Proportion of participants receiving concomitant oral antidiabetic therapy before and after switching from multiple daily injections of insulin to iGlarLixi. DPP-4 dipeptidyl peptidase-4, FDC fixed-dose combination, GI glucosidase inhibitor, SGLT2 sodium-glucose cotransporter-2, SU sulphonylurea, TZD thiazolidinedione derivative

In the safety analysis set, five participants (7.6%) required interruption of iGlarLixi and six participants (9.1%) prematurely discontinued iGlarLixi therapy (Supplementary Material: Table S4). Two participants (3.0%) discontinued because of gastrointestinal AEs related to iGlarLixi use. There were no cases of iGlarLixi interruption for poor glycemic control.

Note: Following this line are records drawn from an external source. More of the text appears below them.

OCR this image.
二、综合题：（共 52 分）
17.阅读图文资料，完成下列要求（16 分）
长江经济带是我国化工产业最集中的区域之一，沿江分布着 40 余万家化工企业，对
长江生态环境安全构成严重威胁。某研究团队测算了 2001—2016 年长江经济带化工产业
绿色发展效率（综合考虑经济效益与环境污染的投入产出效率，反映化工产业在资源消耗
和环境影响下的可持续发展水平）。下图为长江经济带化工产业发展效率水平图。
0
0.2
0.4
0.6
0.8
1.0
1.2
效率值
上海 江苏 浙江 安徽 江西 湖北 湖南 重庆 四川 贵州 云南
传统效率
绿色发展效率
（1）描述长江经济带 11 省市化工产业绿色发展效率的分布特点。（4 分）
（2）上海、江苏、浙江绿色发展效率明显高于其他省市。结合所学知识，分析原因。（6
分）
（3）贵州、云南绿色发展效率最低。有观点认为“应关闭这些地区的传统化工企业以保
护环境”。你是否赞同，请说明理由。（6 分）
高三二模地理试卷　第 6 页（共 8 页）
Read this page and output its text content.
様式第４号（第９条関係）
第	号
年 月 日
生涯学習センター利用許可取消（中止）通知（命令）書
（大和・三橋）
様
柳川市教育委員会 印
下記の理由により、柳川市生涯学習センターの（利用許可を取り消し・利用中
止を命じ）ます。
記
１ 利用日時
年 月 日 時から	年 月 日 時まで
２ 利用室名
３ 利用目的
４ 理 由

During the baseline period, 27 hypoglycemic episodes were reported in 11/66 participants (16.7%) in the safety analysis set, corresponding to an incidence rate of 1.7 events per person-year. At weeks 12 and 24, ten participants (15.2%) had 21 hypoglycemic episodes and 12 participants (18.2%) had 30 hypoglycemic episodes, respectively (Table 4). The incidence rate of hypoglycemic episodes at weeks 12 and 24 was 1.1 and 1.0 events per person-year, respectively.

Overall, no severe hypoglycemic episodes were reported (Table 4). At week 24, six participants (9.1%) had seven documented symptomatic hypoglycemic episodes, five participants (7.6%) had 20 asymptomatic hypoglycemic episodes, and three participants (4.5%) had three episodes of probable symptomatic hypoglycemia. No hospitalizations or emergency room visits were required for hypoglycemia.

In total, 18 participants (27.3%) had 26 gastrointestinal AEs during iGlarLixi therapy (Table 5). At week 24, the incidence rate of gastrointestinal AEs was 0.8 events per person-year. The most common gastrointestinal AEs were decreased appetite, nausea and diarrhea. All gastrointestinal AEs were mild or moderate in severity.